Nach Ansicht des AFRAC ist mit dem Beginn des Angriffs auf die Ukraine ein wertbegründendes Ereignis eingetreten, welches grundsätzlich nicht im Zahlenwerk von Abschlüssen zu Stichtagen bis zum 23.2.2022 zu berücksichtigen ist, es sei denn, die Möglichkeit zur Unternehmensfortführung ist dadurch gefährdet. Deuten die wirtschaftlichen Auswirkungen der Ukraine-Krise darauf hin, dass die Going Concern-Annahme nicht mehr angemessen ist, darf der Abschluss nicht unter Annahme der Unternehmensfortführung aufgestellt werden.
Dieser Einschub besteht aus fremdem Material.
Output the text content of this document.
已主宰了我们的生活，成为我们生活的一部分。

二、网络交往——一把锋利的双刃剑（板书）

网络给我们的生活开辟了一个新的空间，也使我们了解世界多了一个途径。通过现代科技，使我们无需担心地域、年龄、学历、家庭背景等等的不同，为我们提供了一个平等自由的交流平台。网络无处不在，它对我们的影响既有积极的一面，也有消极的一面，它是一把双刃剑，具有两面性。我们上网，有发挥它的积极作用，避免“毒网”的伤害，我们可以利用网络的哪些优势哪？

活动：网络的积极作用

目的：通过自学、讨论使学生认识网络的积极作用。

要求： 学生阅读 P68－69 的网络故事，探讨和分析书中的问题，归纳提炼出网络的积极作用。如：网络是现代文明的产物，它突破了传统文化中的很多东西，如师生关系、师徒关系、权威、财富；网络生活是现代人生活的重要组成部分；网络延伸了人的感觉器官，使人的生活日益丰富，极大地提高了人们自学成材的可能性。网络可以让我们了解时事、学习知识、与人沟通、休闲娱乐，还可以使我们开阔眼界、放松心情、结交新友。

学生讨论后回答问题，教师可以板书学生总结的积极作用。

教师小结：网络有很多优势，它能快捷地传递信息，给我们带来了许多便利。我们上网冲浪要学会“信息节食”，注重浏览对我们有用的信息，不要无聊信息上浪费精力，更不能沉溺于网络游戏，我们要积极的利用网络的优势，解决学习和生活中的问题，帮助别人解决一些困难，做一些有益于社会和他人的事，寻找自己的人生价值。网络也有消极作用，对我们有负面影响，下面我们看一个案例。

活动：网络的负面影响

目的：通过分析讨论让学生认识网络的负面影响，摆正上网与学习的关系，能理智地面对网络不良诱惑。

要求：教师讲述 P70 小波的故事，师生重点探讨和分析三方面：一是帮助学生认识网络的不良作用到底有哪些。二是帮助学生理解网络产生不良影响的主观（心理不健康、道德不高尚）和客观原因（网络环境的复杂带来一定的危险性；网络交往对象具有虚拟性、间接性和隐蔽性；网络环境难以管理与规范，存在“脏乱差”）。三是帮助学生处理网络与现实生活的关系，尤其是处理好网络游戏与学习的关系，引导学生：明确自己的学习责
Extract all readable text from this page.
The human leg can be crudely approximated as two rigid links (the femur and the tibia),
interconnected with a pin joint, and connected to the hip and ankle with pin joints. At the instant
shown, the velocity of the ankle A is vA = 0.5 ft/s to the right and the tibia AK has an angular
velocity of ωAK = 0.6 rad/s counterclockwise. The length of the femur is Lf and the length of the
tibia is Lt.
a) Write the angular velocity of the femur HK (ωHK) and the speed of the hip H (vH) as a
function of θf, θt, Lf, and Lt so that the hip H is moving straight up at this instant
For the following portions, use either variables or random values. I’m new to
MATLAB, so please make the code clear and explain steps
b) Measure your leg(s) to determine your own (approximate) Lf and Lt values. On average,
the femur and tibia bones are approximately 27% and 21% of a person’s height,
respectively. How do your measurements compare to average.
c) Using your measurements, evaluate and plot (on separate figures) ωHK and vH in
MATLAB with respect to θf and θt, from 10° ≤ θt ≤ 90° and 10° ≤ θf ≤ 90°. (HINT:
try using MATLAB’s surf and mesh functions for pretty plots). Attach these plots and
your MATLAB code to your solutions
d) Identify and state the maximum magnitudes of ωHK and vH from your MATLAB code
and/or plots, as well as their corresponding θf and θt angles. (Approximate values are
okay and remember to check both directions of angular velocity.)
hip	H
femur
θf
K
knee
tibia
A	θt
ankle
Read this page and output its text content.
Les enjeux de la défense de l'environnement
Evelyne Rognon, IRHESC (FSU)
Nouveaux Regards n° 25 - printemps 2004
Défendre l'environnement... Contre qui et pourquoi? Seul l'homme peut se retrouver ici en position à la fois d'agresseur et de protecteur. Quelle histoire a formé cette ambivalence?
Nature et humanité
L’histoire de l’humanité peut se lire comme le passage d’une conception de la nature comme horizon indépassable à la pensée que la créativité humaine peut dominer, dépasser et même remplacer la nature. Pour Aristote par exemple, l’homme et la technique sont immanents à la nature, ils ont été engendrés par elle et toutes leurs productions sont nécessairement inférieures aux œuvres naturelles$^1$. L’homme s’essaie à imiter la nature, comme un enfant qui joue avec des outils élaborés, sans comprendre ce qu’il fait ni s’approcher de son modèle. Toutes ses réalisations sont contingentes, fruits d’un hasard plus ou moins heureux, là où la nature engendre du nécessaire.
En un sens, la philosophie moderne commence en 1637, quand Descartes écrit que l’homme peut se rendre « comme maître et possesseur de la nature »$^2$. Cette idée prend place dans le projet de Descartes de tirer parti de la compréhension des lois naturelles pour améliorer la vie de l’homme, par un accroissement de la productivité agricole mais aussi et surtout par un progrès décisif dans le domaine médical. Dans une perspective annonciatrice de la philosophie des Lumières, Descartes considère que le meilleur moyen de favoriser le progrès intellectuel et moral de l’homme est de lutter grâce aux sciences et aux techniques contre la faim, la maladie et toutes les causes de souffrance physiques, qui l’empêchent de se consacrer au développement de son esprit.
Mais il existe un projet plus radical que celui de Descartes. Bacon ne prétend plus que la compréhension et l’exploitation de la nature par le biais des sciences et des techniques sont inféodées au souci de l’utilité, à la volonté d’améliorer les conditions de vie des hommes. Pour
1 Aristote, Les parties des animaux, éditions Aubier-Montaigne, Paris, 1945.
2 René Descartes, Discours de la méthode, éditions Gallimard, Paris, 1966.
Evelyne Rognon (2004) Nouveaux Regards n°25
Bei der Beurteilung der Angemessenheit sind sämtliche bis zum Tag der Aufstellung verfügbaren Informationen über die Zukunft heranzuziehen und somit auch alle durch die Ukraine-Krise verursachten möglichen Auswirkungen in die Überlegungen mit einzubeziehen. In diesem Zusammenhang ist zu beurteilen, ob sich die Unternehmenssituation durch die Ukraine-Krise zu einer akuten Krise des Unternehmens entwickelt hat bzw entwickeln wird oder ob die Ukraine-Krise eine schon bestehende, bereits akute Krise verstärkt hat. Bei der Krisenanalyse sind zum einen die unmittelbaren Auswirkungen der Kriegseinwirkungen, zB betreffend Niederlassungen und direkte Beteiligungen in der Ukraine oder dortige Beteiligte an der Wertschöpfungskette, sowie zum anderen die langfristigen, globalen Auswirkungen, vor allem bedingt durch die Wirtschaftssanktionen der westlichen Staaten gegen Russland und Belarus sowie deren Gegenmaßnahmen, zu beachten. Als Ergebnis dieser Analyse kann zur Untermauerung der Going Concern-Annahme die Erstellung bzw die Aktualisierung von Unternehmensplänen (zumindest Finanzplänen) und Szenarien oder ggf die Erstellung einer Fortbestehensprognose notwendig sein.

Für die im Kontext der Ukraine-Krise erforderlichen Angaben in Anhang und Lagebericht wird auf die Kapitel 2.2. und 2.3. der AFRAC-Fachinformation verwiesen.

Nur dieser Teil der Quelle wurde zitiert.